When to Indent Paragraphs

Questions about when to indent paragraphs may constitute typographic minutia, but getting it right is important nonetheless, especially if you intend to produce writing that will be professionally published.

Many people believe that every single paragraph in a piece of text should be indented. This is actually unnecessary. You should use indentation to indicate a new paragraph. Given the fact that it is pretty obvious that the first paragraph is a new paragraph, there is absolutely no need to indent it at all.

Robert Bringhurst, author of The Elements of Typographic Style, describes it as follows:

The function of a paragraph indent is to mark a pause, setting the paragraph apart from what precedes it. If a paragraph is preceded by a title or subhead, the indent is superfluous and can therefore be omitted.
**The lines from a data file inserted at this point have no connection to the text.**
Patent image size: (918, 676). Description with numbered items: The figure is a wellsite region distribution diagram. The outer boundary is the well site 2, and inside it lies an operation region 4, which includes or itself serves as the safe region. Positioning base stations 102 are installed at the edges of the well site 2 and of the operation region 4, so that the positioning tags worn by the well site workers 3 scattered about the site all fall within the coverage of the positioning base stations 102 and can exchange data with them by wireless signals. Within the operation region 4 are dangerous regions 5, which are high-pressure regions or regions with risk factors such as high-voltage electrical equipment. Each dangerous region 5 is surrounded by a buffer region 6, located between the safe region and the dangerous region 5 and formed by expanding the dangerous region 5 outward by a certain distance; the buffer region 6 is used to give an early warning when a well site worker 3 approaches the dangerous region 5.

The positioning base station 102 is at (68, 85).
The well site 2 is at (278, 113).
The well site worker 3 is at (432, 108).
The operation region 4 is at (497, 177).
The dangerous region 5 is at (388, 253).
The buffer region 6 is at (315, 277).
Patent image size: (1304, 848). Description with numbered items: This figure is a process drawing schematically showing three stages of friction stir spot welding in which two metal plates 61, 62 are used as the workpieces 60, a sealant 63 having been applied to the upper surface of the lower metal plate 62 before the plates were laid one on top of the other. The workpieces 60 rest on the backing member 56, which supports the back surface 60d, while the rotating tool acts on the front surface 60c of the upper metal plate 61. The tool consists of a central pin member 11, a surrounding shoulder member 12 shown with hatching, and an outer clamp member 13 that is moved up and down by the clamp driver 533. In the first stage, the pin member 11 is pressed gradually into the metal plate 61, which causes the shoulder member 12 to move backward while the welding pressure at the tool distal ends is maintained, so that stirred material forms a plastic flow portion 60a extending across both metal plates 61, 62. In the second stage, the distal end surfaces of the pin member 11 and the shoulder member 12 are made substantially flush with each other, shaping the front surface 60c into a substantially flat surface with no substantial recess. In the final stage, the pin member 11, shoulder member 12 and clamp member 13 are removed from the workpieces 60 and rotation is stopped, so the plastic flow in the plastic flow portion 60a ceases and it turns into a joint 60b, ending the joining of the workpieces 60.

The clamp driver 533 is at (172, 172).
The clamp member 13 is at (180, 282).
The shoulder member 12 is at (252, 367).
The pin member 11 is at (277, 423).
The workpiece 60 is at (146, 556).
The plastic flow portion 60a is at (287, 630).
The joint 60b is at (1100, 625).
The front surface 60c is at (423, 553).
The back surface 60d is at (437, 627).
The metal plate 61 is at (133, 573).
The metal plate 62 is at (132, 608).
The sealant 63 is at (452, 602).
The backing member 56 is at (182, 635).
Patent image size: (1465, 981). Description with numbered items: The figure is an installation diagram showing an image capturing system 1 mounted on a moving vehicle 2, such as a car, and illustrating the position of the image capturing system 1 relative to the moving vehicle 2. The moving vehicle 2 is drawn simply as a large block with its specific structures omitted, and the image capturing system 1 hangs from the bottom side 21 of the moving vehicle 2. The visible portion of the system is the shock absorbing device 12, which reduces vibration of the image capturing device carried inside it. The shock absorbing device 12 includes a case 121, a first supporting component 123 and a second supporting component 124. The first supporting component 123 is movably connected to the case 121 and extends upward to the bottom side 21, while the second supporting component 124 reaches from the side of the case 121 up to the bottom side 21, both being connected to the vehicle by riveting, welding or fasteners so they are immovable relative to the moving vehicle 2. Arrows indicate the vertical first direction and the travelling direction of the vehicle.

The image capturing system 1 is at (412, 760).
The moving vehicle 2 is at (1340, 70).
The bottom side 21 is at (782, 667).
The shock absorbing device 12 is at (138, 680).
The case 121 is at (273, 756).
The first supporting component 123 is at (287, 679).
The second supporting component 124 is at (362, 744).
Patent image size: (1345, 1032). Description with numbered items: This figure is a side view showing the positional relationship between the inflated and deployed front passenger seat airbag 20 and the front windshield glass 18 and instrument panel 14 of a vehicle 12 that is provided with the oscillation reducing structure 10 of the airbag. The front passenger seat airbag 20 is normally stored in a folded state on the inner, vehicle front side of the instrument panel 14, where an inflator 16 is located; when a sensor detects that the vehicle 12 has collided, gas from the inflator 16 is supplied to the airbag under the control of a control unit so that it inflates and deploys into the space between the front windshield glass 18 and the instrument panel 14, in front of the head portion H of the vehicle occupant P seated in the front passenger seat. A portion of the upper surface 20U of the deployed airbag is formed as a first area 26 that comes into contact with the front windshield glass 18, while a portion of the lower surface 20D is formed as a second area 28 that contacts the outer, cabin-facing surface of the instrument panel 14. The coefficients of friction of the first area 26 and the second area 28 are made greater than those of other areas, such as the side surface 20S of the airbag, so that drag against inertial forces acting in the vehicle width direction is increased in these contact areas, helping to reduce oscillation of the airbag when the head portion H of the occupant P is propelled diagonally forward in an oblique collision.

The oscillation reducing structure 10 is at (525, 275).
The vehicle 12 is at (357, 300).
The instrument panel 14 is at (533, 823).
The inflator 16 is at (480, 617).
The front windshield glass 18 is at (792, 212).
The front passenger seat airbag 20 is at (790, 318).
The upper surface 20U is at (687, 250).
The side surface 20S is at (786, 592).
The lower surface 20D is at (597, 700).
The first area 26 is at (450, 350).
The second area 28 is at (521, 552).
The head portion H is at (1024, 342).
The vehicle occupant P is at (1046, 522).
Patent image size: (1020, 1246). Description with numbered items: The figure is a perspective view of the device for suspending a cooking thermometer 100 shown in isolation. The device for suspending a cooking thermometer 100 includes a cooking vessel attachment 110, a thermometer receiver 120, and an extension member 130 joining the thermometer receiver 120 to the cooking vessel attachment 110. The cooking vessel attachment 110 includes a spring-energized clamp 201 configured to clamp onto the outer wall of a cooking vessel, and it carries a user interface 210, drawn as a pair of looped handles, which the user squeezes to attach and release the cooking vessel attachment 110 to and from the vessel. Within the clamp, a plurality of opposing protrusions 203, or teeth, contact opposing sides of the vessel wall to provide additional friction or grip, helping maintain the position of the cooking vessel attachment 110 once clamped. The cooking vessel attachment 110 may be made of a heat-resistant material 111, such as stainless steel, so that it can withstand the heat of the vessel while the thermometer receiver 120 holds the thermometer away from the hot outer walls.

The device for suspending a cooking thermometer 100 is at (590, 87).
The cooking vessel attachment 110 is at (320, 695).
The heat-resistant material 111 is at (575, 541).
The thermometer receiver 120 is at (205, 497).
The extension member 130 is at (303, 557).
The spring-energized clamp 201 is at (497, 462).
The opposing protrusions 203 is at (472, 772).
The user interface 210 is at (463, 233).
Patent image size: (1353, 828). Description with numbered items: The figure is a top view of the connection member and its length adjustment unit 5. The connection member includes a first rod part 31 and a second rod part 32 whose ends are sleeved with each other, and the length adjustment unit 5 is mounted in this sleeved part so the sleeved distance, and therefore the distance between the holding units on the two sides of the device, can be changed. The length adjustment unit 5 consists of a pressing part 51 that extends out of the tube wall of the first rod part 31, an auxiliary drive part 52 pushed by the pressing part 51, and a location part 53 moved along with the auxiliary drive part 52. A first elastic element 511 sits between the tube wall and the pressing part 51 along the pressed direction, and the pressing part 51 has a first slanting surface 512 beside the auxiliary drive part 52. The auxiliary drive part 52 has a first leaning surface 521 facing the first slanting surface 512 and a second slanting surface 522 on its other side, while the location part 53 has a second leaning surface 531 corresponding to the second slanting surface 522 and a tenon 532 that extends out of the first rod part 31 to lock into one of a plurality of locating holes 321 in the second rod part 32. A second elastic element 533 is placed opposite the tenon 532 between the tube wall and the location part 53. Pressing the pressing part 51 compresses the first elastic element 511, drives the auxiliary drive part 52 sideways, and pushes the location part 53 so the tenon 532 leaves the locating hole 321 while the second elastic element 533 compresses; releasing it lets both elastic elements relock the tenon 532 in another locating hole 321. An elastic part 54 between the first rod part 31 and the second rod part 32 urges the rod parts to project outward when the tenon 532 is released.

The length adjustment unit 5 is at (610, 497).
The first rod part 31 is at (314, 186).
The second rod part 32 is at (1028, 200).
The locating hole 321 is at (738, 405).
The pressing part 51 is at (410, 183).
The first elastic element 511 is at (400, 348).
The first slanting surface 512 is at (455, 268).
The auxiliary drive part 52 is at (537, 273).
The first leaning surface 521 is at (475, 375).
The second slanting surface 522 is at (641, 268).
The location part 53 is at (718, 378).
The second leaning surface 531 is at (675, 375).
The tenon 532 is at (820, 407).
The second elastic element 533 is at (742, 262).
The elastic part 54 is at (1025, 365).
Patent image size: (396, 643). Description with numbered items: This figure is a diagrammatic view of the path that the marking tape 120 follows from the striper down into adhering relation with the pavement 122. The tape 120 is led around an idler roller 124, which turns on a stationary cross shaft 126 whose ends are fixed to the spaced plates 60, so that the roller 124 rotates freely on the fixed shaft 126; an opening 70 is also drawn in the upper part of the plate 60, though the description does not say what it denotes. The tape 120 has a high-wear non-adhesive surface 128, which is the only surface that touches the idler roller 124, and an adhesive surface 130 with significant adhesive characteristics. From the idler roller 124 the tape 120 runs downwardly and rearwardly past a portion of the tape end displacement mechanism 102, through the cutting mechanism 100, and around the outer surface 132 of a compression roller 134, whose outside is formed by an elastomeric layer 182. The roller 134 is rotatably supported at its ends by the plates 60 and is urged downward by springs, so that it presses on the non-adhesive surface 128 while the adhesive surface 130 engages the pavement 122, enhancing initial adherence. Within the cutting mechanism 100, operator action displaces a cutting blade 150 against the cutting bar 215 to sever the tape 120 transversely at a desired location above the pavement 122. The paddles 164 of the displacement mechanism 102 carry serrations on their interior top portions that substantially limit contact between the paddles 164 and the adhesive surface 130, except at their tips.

His wise words are backed up by the “fount of all knowledge,” Wikipedia: “Professionally printed material typically does not indent the first paragraph, but indents those that follow.”

Of course, as usual with these things, not everyone is in agreement. There are some style guides that say you should always indent the first paragraph in a written document. Take the Associated Press style guide, for instance. They dictate that all paragraphs should be indented. However, do bear in mind that these style guides are intended for newspapers and what is useful for a newspaper may not be appropriate for your written document.

As with many issues of style, it is all about consistency. If you really do insist on indenting the first paragraph, make sure you do so every time.